I'm in need of some assistance in regards to deriving an equation from a graph. I have been tasked to graph information which I've collected through experimentation and then write an equation to represent the graph.

I'm stuck at steps 3 and 4 and I am not really sure on how to approach the questions. I know that I have a power graph and if I square the frequencies that I obtained I come to a linear graph.

Here is a direct link to the graphs that I've made:

Firstly, you only need to derive an equation from linear graph (the one with the straight line), not the curved one. So looking at you graph, you have a (roughly :s) straight line when you plot F_{c} vs. f^{2} and therefore you can say that that F_{c}[itex]\propto[/itex]f^{2}. Now, you should be able to write an expression with a constant of proportionality, and what is the general expression for a straight line...?

Well the general expression for a straight line is Ax + By + C = 0, or y = mx + b.

I know it's a very rough linear graph but my teacher only wants the use of whole numbers such as 2 or 3 rather than decimals as exponents. So from here how would I write the proportionality statement of Fc[itex]\propto[/itex]f^2 using the equation of the linear graph?

Fc[itex]\propto[/itex]f^2 if I remember correctly, becomes an equation such as [itex]Fc = Kf^2[/itex] where K is a constant. Is this true?

P.S. I'm new to the latex system so please bare with me ...

y is the same as f (x) where f is centripetal force, and x represents frequency. So could I then say that Fc(frequency) = mx + b ? or am I missing something here?

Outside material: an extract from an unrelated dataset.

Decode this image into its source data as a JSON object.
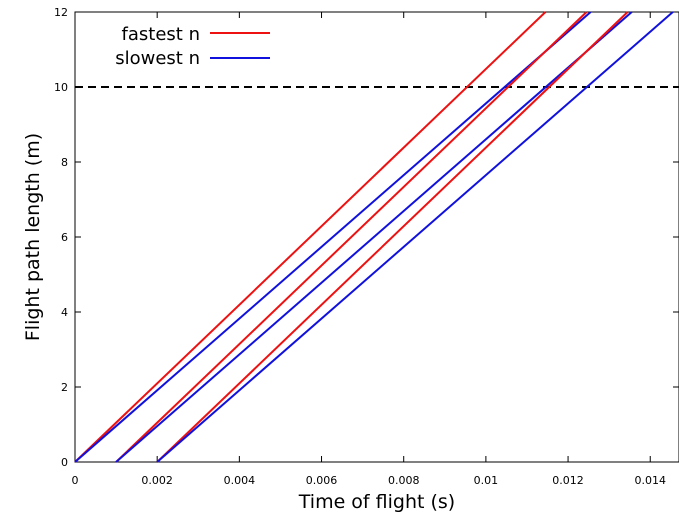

Looks good to me . Depending on your data you may have to add in a constant (which would be the y axis intercept + C), but this constant would be due to the standard error of your data. And yes k would represent the gradient of the line, if you have a proper line fitting program I would use that, but failing that excel does a reasonable job of plotting lines of bet fit.

Then my guess would be the line of best fit drawn by excel would be sufficient for High School level, but it might be worth checking with your teacher.